NEW YORK – AOL Time Warner Inc. (AOL), the world's largest Internet and media company, on Wednesday posted a $54.2 billion net loss, the largest ever U.S. quarterly net loss, after taking a whopping charge for accounting changes.
The Internet and media giant, home to CNN, People magazine and television shows like The Sopranos, also reined in its 2002 cash flow growth forecast, citing the slow online advertising market.
The results, while hit hard by a slowdown in its AOL Internet unit, were encouraging to some who have been bracing for the worst. Salomon Smith Barney analyst Lanny Baker said the company's acknowledgment of sluggish conditions was a bit of a relief.
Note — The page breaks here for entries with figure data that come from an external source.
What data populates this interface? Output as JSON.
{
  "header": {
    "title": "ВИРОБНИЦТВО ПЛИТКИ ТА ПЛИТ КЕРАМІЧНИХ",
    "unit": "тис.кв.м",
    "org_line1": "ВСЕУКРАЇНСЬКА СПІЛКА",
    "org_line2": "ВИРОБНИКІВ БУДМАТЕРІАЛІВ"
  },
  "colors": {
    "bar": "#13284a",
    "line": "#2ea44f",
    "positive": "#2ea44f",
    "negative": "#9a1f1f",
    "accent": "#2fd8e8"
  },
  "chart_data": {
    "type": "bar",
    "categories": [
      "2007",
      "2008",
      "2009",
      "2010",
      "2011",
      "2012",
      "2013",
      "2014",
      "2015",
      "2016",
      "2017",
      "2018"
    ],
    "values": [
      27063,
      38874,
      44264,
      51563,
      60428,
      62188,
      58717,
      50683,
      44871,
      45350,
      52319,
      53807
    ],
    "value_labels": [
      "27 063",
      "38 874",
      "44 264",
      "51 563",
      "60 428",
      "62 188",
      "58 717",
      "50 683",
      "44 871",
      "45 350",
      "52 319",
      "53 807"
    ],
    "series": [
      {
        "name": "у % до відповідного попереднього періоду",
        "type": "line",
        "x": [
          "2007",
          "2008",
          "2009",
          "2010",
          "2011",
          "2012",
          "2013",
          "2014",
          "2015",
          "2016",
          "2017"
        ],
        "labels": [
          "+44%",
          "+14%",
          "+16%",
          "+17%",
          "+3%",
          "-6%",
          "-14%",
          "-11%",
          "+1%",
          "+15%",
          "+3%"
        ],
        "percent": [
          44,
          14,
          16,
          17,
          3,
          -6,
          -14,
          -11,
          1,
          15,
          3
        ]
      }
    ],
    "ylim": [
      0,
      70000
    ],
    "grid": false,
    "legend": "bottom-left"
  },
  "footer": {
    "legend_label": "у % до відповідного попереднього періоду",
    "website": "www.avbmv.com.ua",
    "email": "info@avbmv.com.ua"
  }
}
The company posted a first quarter net loss of $54.2 billion, or $12.25 a basic share, compared with a net loss of $1.37 billion, or 31 cents a share, a year earlier.
"It is certainly the biggest [loss] in the U.S. in recent memory," said Marc Gerstein at research firm Multex.
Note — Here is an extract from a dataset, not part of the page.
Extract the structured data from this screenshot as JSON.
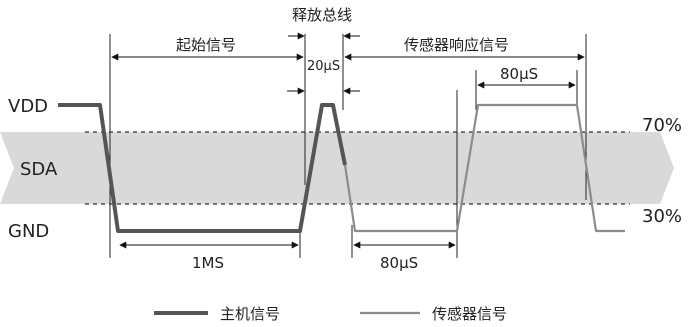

The first quarter included a previously announced $54 billion charge, the largest in corporate history, to write off goodwill in line with accounting changes to reflect the sharp decline in the value of its $106.2 billion purchase of Time Warner in 2000.
Shares of AOL Time Warner were trading at $19.95 in after hours trading on Instinet, up 3.4 percent, or 65 cents from Wednesday's close on the New York Stock Exchange. The shares had traded up 1 percent ahead of the results on the NYSE.
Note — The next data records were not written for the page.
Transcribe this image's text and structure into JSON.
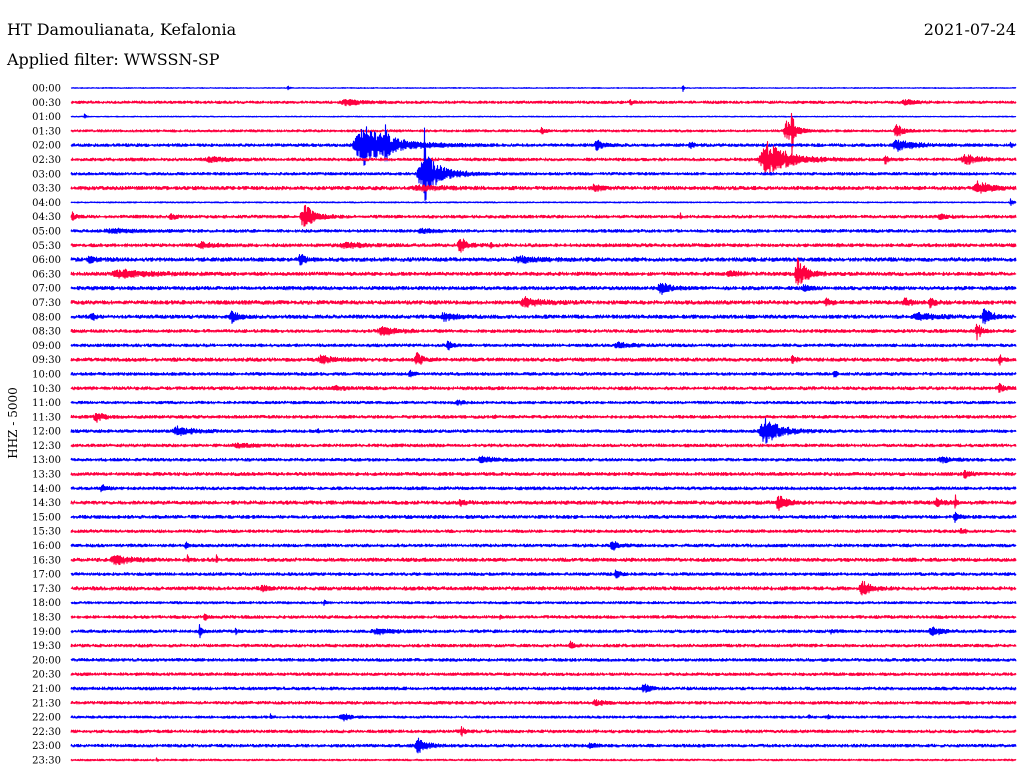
{
  "chart_data": {
    "type": "line",
    "title": "HT Damoulianata, Kefalonia",
    "subtitle": "Applied filter: WWSSN-SP",
    "date": "2021-07-24",
    "ylabel": "HHZ - 5000",
    "minutes_per_line": 30,
    "rows": [
      {
        "label": "00:00",
        "color": "#0000ff",
        "noise": 0.03,
        "events": [
          {
            "t": 6.86,
            "amp": 0.35,
            "dur": 0.1
          },
          {
            "t": 19.4,
            "amp": 0.35,
            "dur": 0.1
          }
        ]
      },
      {
        "label": "00:30",
        "color": "#ff0040",
        "noise": 0.09,
        "events": [
          {
            "t": 8.5,
            "amp": 0.2,
            "dur": 1.5
          },
          {
            "t": 17.7,
            "amp": 0.15,
            "dur": 0.4
          },
          {
            "t": 26.3,
            "amp": 0.18,
            "dur": 1.0
          }
        ]
      },
      {
        "label": "01:00",
        "color": "#0000ff",
        "noise": 0.03,
        "events": [
          {
            "t": 0.41,
            "amp": 0.3,
            "dur": 0.1
          }
        ]
      },
      {
        "label": "01:30",
        "color": "#ff0040",
        "noise": 0.08,
        "events": [
          {
            "t": 14.9,
            "amp": 0.25,
            "dur": 0.3
          },
          {
            "t": 22.6,
            "amp": 0.8,
            "dur": 0.9
          },
          {
            "t": 22.86,
            "amp": 2.1,
            "dur": 0.12
          },
          {
            "t": 26.1,
            "amp": 0.45,
            "dur": 0.7
          }
        ]
      },
      {
        "label": "02:00",
        "color": "#0000ff",
        "noise": 0.1,
        "events": [
          {
            "t": 8.9,
            "amp": 1.45,
            "dur": 2.6
          },
          {
            "t": 9.95,
            "amp": 1.8,
            "dur": 0.15
          },
          {
            "t": 16.6,
            "amp": 0.4,
            "dur": 0.6
          },
          {
            "t": 19.6,
            "amp": 0.2,
            "dur": 0.4
          },
          {
            "t": 26.0,
            "amp": 0.4,
            "dur": 1.5
          },
          {
            "t": 29.8,
            "amp": 0.15,
            "dur": 0.2
          }
        ]
      },
      {
        "label": "02:30",
        "color": "#ff0040",
        "noise": 0.1,
        "events": [
          {
            "t": 4.2,
            "amp": 0.2,
            "dur": 1.5
          },
          {
            "t": 21.8,
            "amp": 1.3,
            "dur": 2.0
          },
          {
            "t": 25.8,
            "amp": 0.35,
            "dur": 0.3
          },
          {
            "t": 28.2,
            "amp": 0.4,
            "dur": 1.2
          }
        ]
      },
      {
        "label": "03:00",
        "color": "#0000ff",
        "noise": 0.09,
        "events": [
          {
            "t": 10.95,
            "amp": 1.55,
            "dur": 1.6
          },
          {
            "t": 11.2,
            "amp": 2.3,
            "dur": 0.1
          }
        ]
      },
      {
        "label": "03:30",
        "color": "#ff0040",
        "noise": 0.12,
        "events": [
          {
            "t": 10.8,
            "amp": 0.18,
            "dur": 2.0
          },
          {
            "t": 16.5,
            "amp": 0.25,
            "dur": 0.8
          },
          {
            "t": 28.6,
            "amp": 0.45,
            "dur": 1.3
          }
        ]
      },
      {
        "label": "04:00",
        "color": "#0000ff",
        "noise": 0.04,
        "events": [
          {
            "t": 29.8,
            "amp": 0.3,
            "dur": 0.2
          }
        ]
      },
      {
        "label": "04:30",
        "color": "#ff0040",
        "noise": 0.1,
        "events": [
          {
            "t": 0.0,
            "amp": 0.35,
            "dur": 0.3
          },
          {
            "t": 3.1,
            "amp": 0.2,
            "dur": 0.5
          },
          {
            "t": 7.25,
            "amp": 1.0,
            "dur": 0.9
          },
          {
            "t": 19.33,
            "amp": 0.25,
            "dur": 0.08
          },
          {
            "t": 27.5,
            "amp": 0.2,
            "dur": 0.6
          }
        ]
      },
      {
        "label": "05:00",
        "color": "#0000ff",
        "noise": 0.1,
        "events": [
          {
            "t": 1.0,
            "amp": 0.15,
            "dur": 2.0
          },
          {
            "t": 11.0,
            "amp": 0.18,
            "dur": 1.0
          }
        ]
      },
      {
        "label": "05:30",
        "color": "#ff0040",
        "noise": 0.11,
        "events": [
          {
            "t": 4.0,
            "amp": 0.18,
            "dur": 1.0
          },
          {
            "t": 8.5,
            "amp": 0.2,
            "dur": 1.5
          },
          {
            "t": 12.25,
            "amp": 0.6,
            "dur": 0.6
          },
          {
            "t": 13.3,
            "amp": 0.35,
            "dur": 0.1
          }
        ]
      },
      {
        "label": "06:00",
        "color": "#0000ff",
        "noise": 0.13,
        "events": [
          {
            "t": 0.5,
            "amp": 0.25,
            "dur": 0.6
          },
          {
            "t": 7.2,
            "amp": 0.4,
            "dur": 0.5
          },
          {
            "t": 14.0,
            "amp": 0.2,
            "dur": 2.0
          }
        ]
      },
      {
        "label": "06:30",
        "color": "#ff0040",
        "noise": 0.12,
        "events": [
          {
            "t": 1.2,
            "amp": 0.3,
            "dur": 2.5
          },
          {
            "t": 20.8,
            "amp": 0.3,
            "dur": 0.7
          },
          {
            "t": 22.95,
            "amp": 1.1,
            "dur": 0.8
          }
        ]
      },
      {
        "label": "07:00",
        "color": "#0000ff",
        "noise": 0.12,
        "events": [
          {
            "t": 18.6,
            "amp": 0.45,
            "dur": 0.8
          },
          {
            "t": 23.2,
            "amp": 0.2,
            "dur": 0.5
          }
        ]
      },
      {
        "label": "07:30",
        "color": "#ff0040",
        "noise": 0.13,
        "events": [
          {
            "t": 14.2,
            "amp": 0.3,
            "dur": 1.5
          },
          {
            "t": 23.9,
            "amp": 0.35,
            "dur": 0.4
          },
          {
            "t": 26.4,
            "amp": 0.3,
            "dur": 0.6
          },
          {
            "t": 27.2,
            "amp": 0.5,
            "dur": 0.4
          }
        ]
      },
      {
        "label": "08:00",
        "color": "#0000ff",
        "noise": 0.12,
        "events": [
          {
            "t": 0.6,
            "amp": 0.3,
            "dur": 0.4
          },
          {
            "t": 5.0,
            "amp": 0.45,
            "dur": 0.6
          },
          {
            "t": 11.7,
            "amp": 0.3,
            "dur": 1.0
          },
          {
            "t": 26.7,
            "amp": 0.25,
            "dur": 1.5
          },
          {
            "t": 28.9,
            "amp": 0.85,
            "dur": 0.6
          }
        ]
      },
      {
        "label": "08:30",
        "color": "#ff0040",
        "noise": 0.11,
        "events": [
          {
            "t": 9.7,
            "amp": 0.3,
            "dur": 1.3
          },
          {
            "t": 28.7,
            "amp": 0.6,
            "dur": 0.4
          }
        ]
      },
      {
        "label": "09:00",
        "color": "#0000ff",
        "noise": 0.1,
        "events": [
          {
            "t": 11.9,
            "amp": 0.35,
            "dur": 0.4
          },
          {
            "t": 17.2,
            "amp": 0.2,
            "dur": 1.2
          }
        ]
      },
      {
        "label": "09:30",
        "color": "#ff0040",
        "noise": 0.12,
        "events": [
          {
            "t": 7.8,
            "amp": 0.3,
            "dur": 1.0
          },
          {
            "t": 10.9,
            "amp": 0.5,
            "dur": 0.5
          },
          {
            "t": 22.85,
            "amp": 0.35,
            "dur": 0.3
          },
          {
            "t": 29.45,
            "amp": 0.45,
            "dur": 0.2
          }
        ]
      },
      {
        "label": "10:00",
        "color": "#0000ff",
        "noise": 0.1,
        "events": [
          {
            "t": 10.7,
            "amp": 0.35,
            "dur": 0.3
          },
          {
            "t": 24.2,
            "amp": 0.3,
            "dur": 0.2
          }
        ]
      },
      {
        "label": "10:30",
        "color": "#ff0040",
        "noise": 0.11,
        "events": [
          {
            "t": 8.2,
            "amp": 0.15,
            "dur": 1.0
          },
          {
            "t": 29.4,
            "amp": 0.3,
            "dur": 0.5
          }
        ]
      },
      {
        "label": "11:00",
        "color": "#0000ff",
        "noise": 0.09,
        "events": [
          {
            "t": 12.2,
            "amp": 0.2,
            "dur": 0.5
          }
        ]
      },
      {
        "label": "11:30",
        "color": "#ff0040",
        "noise": 0.1,
        "events": [
          {
            "t": 0.7,
            "amp": 0.35,
            "dur": 0.7
          },
          {
            "t": 13.4,
            "amp": 0.2,
            "dur": 0.2
          }
        ]
      },
      {
        "label": "12:00",
        "color": "#0000ff",
        "noise": 0.1,
        "events": [
          {
            "t": 3.2,
            "amp": 0.3,
            "dur": 1.3
          },
          {
            "t": 7.8,
            "amp": 0.25,
            "dur": 0.1
          },
          {
            "t": 21.8,
            "amp": 0.9,
            "dur": 1.5
          }
        ]
      },
      {
        "label": "12:30",
        "color": "#ff0040",
        "noise": 0.1,
        "events": [
          {
            "t": 5.0,
            "amp": 0.12,
            "dur": 2.0
          }
        ]
      },
      {
        "label": "13:00",
        "color": "#0000ff",
        "noise": 0.1,
        "events": [
          {
            "t": 12.9,
            "amp": 0.25,
            "dur": 1.0
          },
          {
            "t": 27.5,
            "amp": 0.18,
            "dur": 1.0
          }
        ]
      },
      {
        "label": "13:30",
        "color": "#ff0040",
        "noise": 0.11,
        "events": [
          {
            "t": 28.3,
            "amp": 0.3,
            "dur": 0.5
          }
        ]
      },
      {
        "label": "14:00",
        "color": "#0000ff",
        "noise": 0.1,
        "events": [
          {
            "t": 0.9,
            "amp": 0.25,
            "dur": 0.5
          }
        ]
      },
      {
        "label": "14:30",
        "color": "#ff0040",
        "noise": 0.12,
        "events": [
          {
            "t": 12.3,
            "amp": 0.25,
            "dur": 0.5
          },
          {
            "t": 22.35,
            "amp": 0.6,
            "dur": 0.7
          },
          {
            "t": 27.4,
            "amp": 0.3,
            "dur": 0.6
          },
          {
            "t": 28.05,
            "amp": 0.85,
            "dur": 0.08
          }
        ]
      },
      {
        "label": "15:00",
        "color": "#0000ff",
        "noise": 0.11,
        "events": [
          {
            "t": 28.0,
            "amp": 0.35,
            "dur": 0.4
          }
        ]
      },
      {
        "label": "15:30",
        "color": "#ff0040",
        "noise": 0.1,
        "events": [
          {
            "t": 28.2,
            "amp": 0.2,
            "dur": 0.4
          }
        ]
      },
      {
        "label": "16:00",
        "color": "#0000ff",
        "noise": 0.1,
        "events": [
          {
            "t": 3.6,
            "amp": 0.3,
            "dur": 0.2
          },
          {
            "t": 17.1,
            "amp": 0.4,
            "dur": 0.5
          }
        ]
      },
      {
        "label": "16:30",
        "color": "#ff0040",
        "noise": 0.12,
        "events": [
          {
            "t": 1.2,
            "amp": 0.35,
            "dur": 1.4
          },
          {
            "t": 3.68,
            "amp": 0.6,
            "dur": 0.1
          },
          {
            "t": 4.6,
            "amp": 0.35,
            "dur": 0.1
          }
        ]
      },
      {
        "label": "17:00",
        "color": "#0000ff",
        "noise": 0.1,
        "events": [
          {
            "t": 17.25,
            "amp": 0.4,
            "dur": 0.3
          }
        ]
      },
      {
        "label": "17:30",
        "color": "#ff0040",
        "noise": 0.12,
        "events": [
          {
            "t": 6.0,
            "amp": 0.3,
            "dur": 0.4
          },
          {
            "t": 25.0,
            "amp": 0.5,
            "dur": 0.8
          }
        ]
      },
      {
        "label": "18:00",
        "color": "#0000ff",
        "noise": 0.08,
        "events": [
          {
            "t": 8.0,
            "amp": 0.2,
            "dur": 0.2
          }
        ]
      },
      {
        "label": "18:30",
        "color": "#ff0040",
        "noise": 0.1,
        "events": [
          {
            "t": 4.2,
            "amp": 0.45,
            "dur": 0.2
          },
          {
            "t": 13.6,
            "amp": 0.2,
            "dur": 0.1
          }
        ]
      },
      {
        "label": "19:00",
        "color": "#0000ff",
        "noise": 0.1,
        "events": [
          {
            "t": 4.05,
            "amp": 0.6,
            "dur": 0.2
          },
          {
            "t": 5.2,
            "amp": 0.3,
            "dur": 0.1
          },
          {
            "t": 9.5,
            "amp": 0.2,
            "dur": 1.5
          },
          {
            "t": 24.1,
            "amp": 0.2,
            "dur": 0.2
          },
          {
            "t": 27.2,
            "amp": 0.3,
            "dur": 1.0
          }
        ]
      },
      {
        "label": "19:30",
        "color": "#ff0040",
        "noise": 0.1,
        "events": [
          {
            "t": 15.8,
            "amp": 0.3,
            "dur": 0.3
          }
        ]
      },
      {
        "label": "20:00",
        "color": "#0000ff",
        "noise": 0.1,
        "events": []
      },
      {
        "label": "20:30",
        "color": "#ff0040",
        "noise": 0.1,
        "events": []
      },
      {
        "label": "21:00",
        "color": "#0000ff",
        "noise": 0.1,
        "events": [
          {
            "t": 18.1,
            "amp": 0.4,
            "dur": 0.5
          }
        ]
      },
      {
        "label": "21:30",
        "color": "#ff0040",
        "noise": 0.1,
        "events": [
          {
            "t": 16.5,
            "amp": 0.15,
            "dur": 1.0
          }
        ]
      },
      {
        "label": "22:00",
        "color": "#0000ff",
        "noise": 0.08,
        "events": [
          {
            "t": 6.3,
            "amp": 0.2,
            "dur": 0.2
          },
          {
            "t": 8.5,
            "amp": 0.25,
            "dur": 0.8
          },
          {
            "t": 23.4,
            "amp": 0.35,
            "dur": 0.1
          },
          {
            "t": 24.0,
            "amp": 0.25,
            "dur": 0.1
          }
        ]
      },
      {
        "label": "22:30",
        "color": "#ff0040",
        "noise": 0.1,
        "events": [
          {
            "t": 12.35,
            "amp": 0.3,
            "dur": 0.3
          }
        ]
      },
      {
        "label": "23:00",
        "color": "#0000ff",
        "noise": 0.1,
        "events": [
          {
            "t": 10.9,
            "amp": 0.55,
            "dur": 0.8
          },
          {
            "t": 16.4,
            "amp": 0.2,
            "dur": 0.5
          }
        ]
      },
      {
        "label": "23:30",
        "color": "#ff0040",
        "noise": 0.06,
        "events": [
          {
            "t": 2.7,
            "amp": 0.25,
            "dur": 0.1
          }
        ]
      }
    ]
  }
}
AOL Time Warner said EBITDA rose 3 percent to $2.05 billion in the first quarter. Revenue grew 4 percent to $9.8 billion with strength in its cable systems and film business, which had recent hits including Lord of the Rings, offset by weakness in its AOL Internet and music businesses.
"Overall they hit the numbers. But on the EBITDA line, they were a little below expectations on America Online, Time Warner Cable, and their television networks," said Kaufman Bros. analyst Paul Kim.
AOL Time Warner said in a statement that its cash earnings, excluding amortization of goodwill and charges, rose to 18 cents a share from 16 cents a share a year-earlier.
Year-ago results were reported on a pro forma basis to assume that the acquisitions of AOL Europe UK publishing company IPC and the adoption of new accounting standards on goodwill had occurred on Jan. 1, 2001.
Wall Street analysts, on average, had expected the company to post cash earnings of 14 cents a share and revenue of $9.44 billion, according to Thomson Financial/First Call.
The company said EBITDA at its AOL Internet unit fell nearly 15 percent to $433 million from $507 million a year-earlier.
Wall Street has been eager to see how the unit is performing amid concerns about a slowdown in subscriber growth as AOL tries to maintain its dial-up business while moving into the high-speed access arena — seen as the key to future growth.
Shares of AOL Time Warner have fallen 70 percent since the deal to buy Time Warner, reflecting the radical changes in the marketplace since the deal was agreed in January 2000. At that time investors had worried that Time Warner's "old media" businesses of music, film, publishing and television would drag down the growth of hypercharged AOL.
Now, AOL's slowing subscriber growth and sluggish advertising has caused many to question the benefits of the largest U.S. merger.
Outlook Hurt by Ad Climate
But Richard Parsons, who is slated to replace Chief Executive Gerald Levin next month, said on Wednesday improvements are seen ahead.
"We are not being Pollyana-ish here or suggesting that we see the sun peaking over the horizon," said Parsons. "But ... we do see the light at the end of the tunnel."
The company reiterated its projection that overall revenue would grow between 5 percent and 8 percent but cut its cash flow guidance due to softness at the Internet unit amid lower ad and commerce revenues.
The company said it now sees 2002 cash flow growth in a range of 5 percent to 9 percent, down from a prior range of 8 percent to 12 percent.
For the second quarter, AOL Time Warner said it expects revenue growth in the mid-single digits and cash flow to be flat when compared with the same period in 2001.
The bad news lies in its AOL Internet unit. Parsons said he expected 2002 advertising and commerce revenues of $1.8 billion to $2.2 billion from $2.7 billion a year-earlier. The online unit's EBITDA would likely fall to $1.8 billion to $2.2 billion from $2.3 billion a year-earlier.
AOL shares closed up 19 cents, or 1 percent, at $19.30 on the New York Stock Exchange ahead of the results.